William H. Widen (Miami), The Only Question for Law School Re-Openings: How Do You Ask a Person To Be the Last Person to Die For a Mistake?:
That is the question American law school deans and their supervisors must consider as the fall term approaches. I pose this question to advocate for law schools to teach fully online in fall 2020 because a law school might take a conservative approach in the short term without serious jeopardy to their academic mission. ...
Administrators should strategically reduce overall campus population density by teaching law online because law adapts well to distance learning. ...
Law school management must prepare to answer this question if they open classes in-person, despite reservations about safety, or the efficacy of social distancing measures.
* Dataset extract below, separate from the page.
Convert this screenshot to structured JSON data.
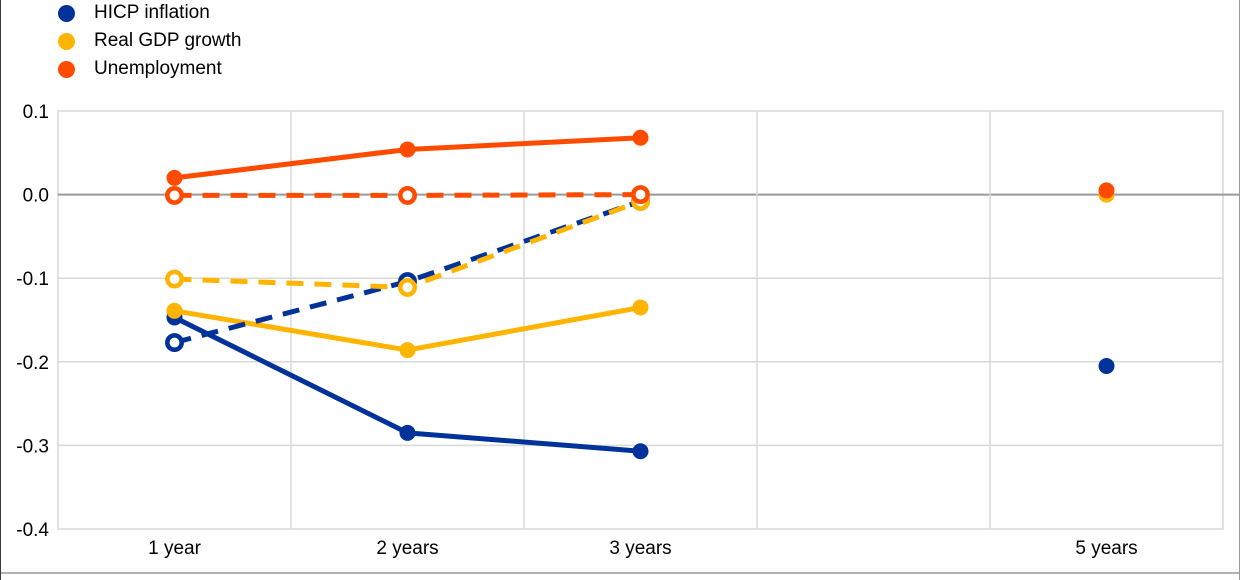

Harvard Law School and UC Berkeley Law School led with decisions to cancel in-person instruction for fall 2020. Other schools have taken notice and are in various stages of deciding the way forward, including hybrid learning approaches that mix in-person and online instruction, also designed to minimize risk, as an alternative to the risk mitigation strategy advocated for here. UC Irvine just announced a hybrid approach—all online for upper-division, with a choice given to incoming 1L students.
For 1L courses, a large classroom with active discussion is common—but not strictly necessary. Conventional wisdom suggests that a failure to hold in-person classes will result in a dramatic decline in first-year law school enrollment and, thus, tuition revenue. Financial ruin follows because law students will only pay for the in-person Socratic experience. Economics drives the decision to take the risk to open with in-person classes. The brunt of the risk is borne not only by students but also by faculty and staff—groups situated below the pay grade of the administrators sending them into harm’s way.
Suppose you, as the ultimate decisionmaker, are asked this question by a grieving family who lost a father, a mother, a son, or a daughter just after you closed the law campus when, after a few weeks, your precautionary measures failed to control the virus. Now, you point to your liability waivers and warning signage sprinkled throughout your campus. You mumble something about CDC guidelines, best practices, decisions made on available information at the time, etc. And, of course, you are very sorry. Maybe you have no legal liability.
Yet, in the back of your mind, you never shake the feeling that your decision was guided more by economics than by safety. The calculus of decision to re-open with in-person classes troubles you long after the crisis passes, whether you are a member of a board of trustees, a president, a provost, or a law dean—and rightfully so.